Tous les plans sont terribles… panorama, travelling… vues aériennes magiques. Je ne suis pas connaisseuse mais il me semble que le plan de l’éléphant nageant est un bel hommage aux caméramen plongeurs ! Tarsem n’oublie personne !
Un tour du monde… réalités… beautés.
La lumière… les costumes… le personnage de Darwin… De l’humour, de l’humeur, de l’amer…
Dans l’écriture… un relent de milles et unes nuits…
Mille problèmes soulevés… l’amour, la guerre, la condition de l’enfant face à l’adulte (le travail des enfants, son instrumentalisation), l’addiction, le cinéma… Cette reconstitution de la Floride… le light motif de l’orange (qui est peut-être la pomme d’Eve !)!
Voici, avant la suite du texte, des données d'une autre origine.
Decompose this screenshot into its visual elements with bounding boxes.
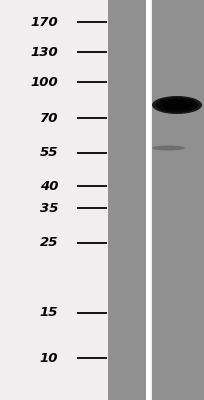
Text: 10: 10	[40, 352, 58, 364]
Text: 40: 40	[40, 180, 58, 192]
Ellipse shape	[156, 97, 198, 113]
Ellipse shape	[152, 96, 202, 114]
Text: 25: 25	[40, 236, 58, 250]
Bar	[152, 0, 204, 400]
Text: 55: 55	[40, 146, 58, 160]
Text: 100: 100	[30, 76, 58, 88]
Text: 130: 130	[30, 46, 58, 58]
Text: 70: 70	[40, 112, 58, 124]
Ellipse shape	[152, 146, 185, 150]
Text: 170: 170	[30, 16, 58, 28]
Text: 15: 15	[40, 306, 58, 320]
Text: 35: 35	[40, 202, 58, 214]
Bar	[108, 0, 146, 400]
Ellipse shape	[162, 100, 192, 110]
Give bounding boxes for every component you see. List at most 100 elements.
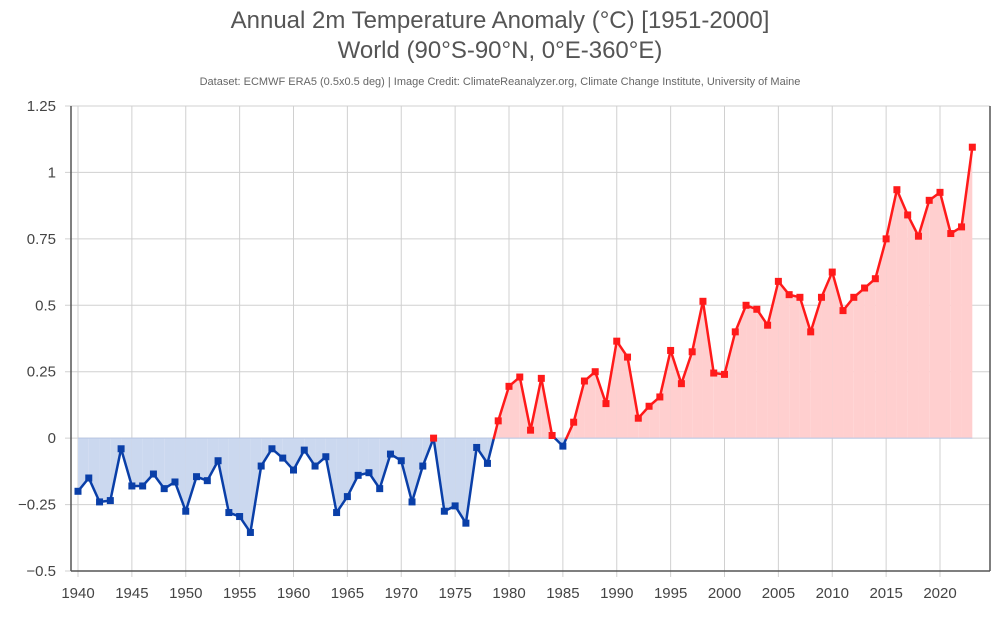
- data-point: [225, 509, 233, 517]
- data-markers: [74, 143, 976, 536]
- data-point: [149, 470, 157, 478]
- series-segment: [109, 447, 123, 502]
- series-segment: [766, 280, 780, 327]
- data-point: [505, 382, 513, 390]
- data-point: [85, 474, 93, 482]
- series-segment: [324, 455, 338, 514]
- x-tick-label: 1990: [600, 585, 633, 602]
- data-point: [268, 445, 276, 453]
- negative-area: [174, 438, 186, 512]
- negative-area: [358, 438, 369, 476]
- x-tick-label: 1995: [654, 585, 687, 602]
- x-tick-label: 1945: [115, 585, 148, 602]
- negative-area: [228, 438, 240, 517]
- positive-area: [584, 371, 596, 439]
- data-point: [354, 471, 362, 479]
- series-segment: [604, 339, 618, 405]
- chart-subtitle: World (90°S-90°N, 0°E-360°E): [337, 37, 663, 64]
- data-point: [193, 473, 201, 481]
- data-point: [958, 223, 966, 231]
- data-point: [721, 370, 728, 378]
- positive-area: [907, 214, 919, 439]
- series-segment: [518, 375, 532, 432]
- positive-area: [605, 341, 617, 439]
- positive-area: [498, 386, 509, 439]
- data-point: [914, 232, 922, 240]
- data-point: [882, 235, 890, 243]
- data-point: [753, 305, 761, 313]
- x-tick-label: 2005: [762, 585, 795, 602]
- series-segment: [400, 459, 414, 504]
- x-tick-label: 1965: [331, 585, 364, 602]
- positive-area: [961, 147, 973, 439]
- positive-area: [875, 238, 887, 439]
- series-segment: [960, 145, 974, 229]
- data-point: [968, 143, 976, 151]
- data-point: [645, 402, 653, 410]
- data-point: [430, 434, 438, 442]
- negative-area: [261, 438, 272, 467]
- negative-area: [196, 438, 208, 481]
- data-point: [624, 353, 632, 361]
- data-point: [408, 498, 416, 506]
- positive-area: [940, 192, 951, 439]
- data-point: [861, 284, 869, 292]
- data-point: [397, 457, 405, 465]
- positive-area: [670, 350, 682, 439]
- series-segment: [906, 213, 920, 238]
- series-segment: [184, 475, 198, 513]
- y-tick-label: 1.25: [27, 98, 56, 115]
- data-point: [850, 293, 858, 301]
- series-segment: [119, 447, 134, 488]
- x-tick-label: 2020: [923, 585, 956, 602]
- positive-area: [724, 331, 736, 439]
- data-point: [106, 497, 114, 505]
- positive-area: [886, 189, 897, 439]
- negative-area: [401, 438, 413, 502]
- data-point: [817, 293, 825, 301]
- negative-area: [347, 438, 359, 497]
- series-segment: [917, 199, 931, 238]
- data-point: [742, 301, 750, 309]
- positive-area: [638, 406, 650, 439]
- series-segment: [216, 459, 231, 514]
- data-point: [74, 487, 82, 495]
- data-point: [290, 466, 297, 474]
- positive-area: [616, 341, 628, 439]
- y-tick-label: 0: [48, 430, 56, 447]
- data-point: [365, 469, 373, 477]
- data-point: [139, 482, 147, 490]
- positive-area: [896, 189, 908, 439]
- series-segment: [410, 464, 425, 504]
- y-tick-label: −0.25: [18, 497, 56, 514]
- positive-area: [509, 377, 520, 439]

La femme fatale !
Je ne sais pas… ce film me laisse perplexe… j’y reviens… il me semble TOUT contenir…
Non, ce film est tout simplement génial !
C’est une balle qui tue !
Sans faire mal… on y retourne !
@Nathalie : oula, ça risque de lancer du débat. Ou pas. Je ne me lancerai pas dans une polémique idiote mais, évidemment, ce n’est pas mon film préféré – même si j’évite de plus en plus les hiérarchies.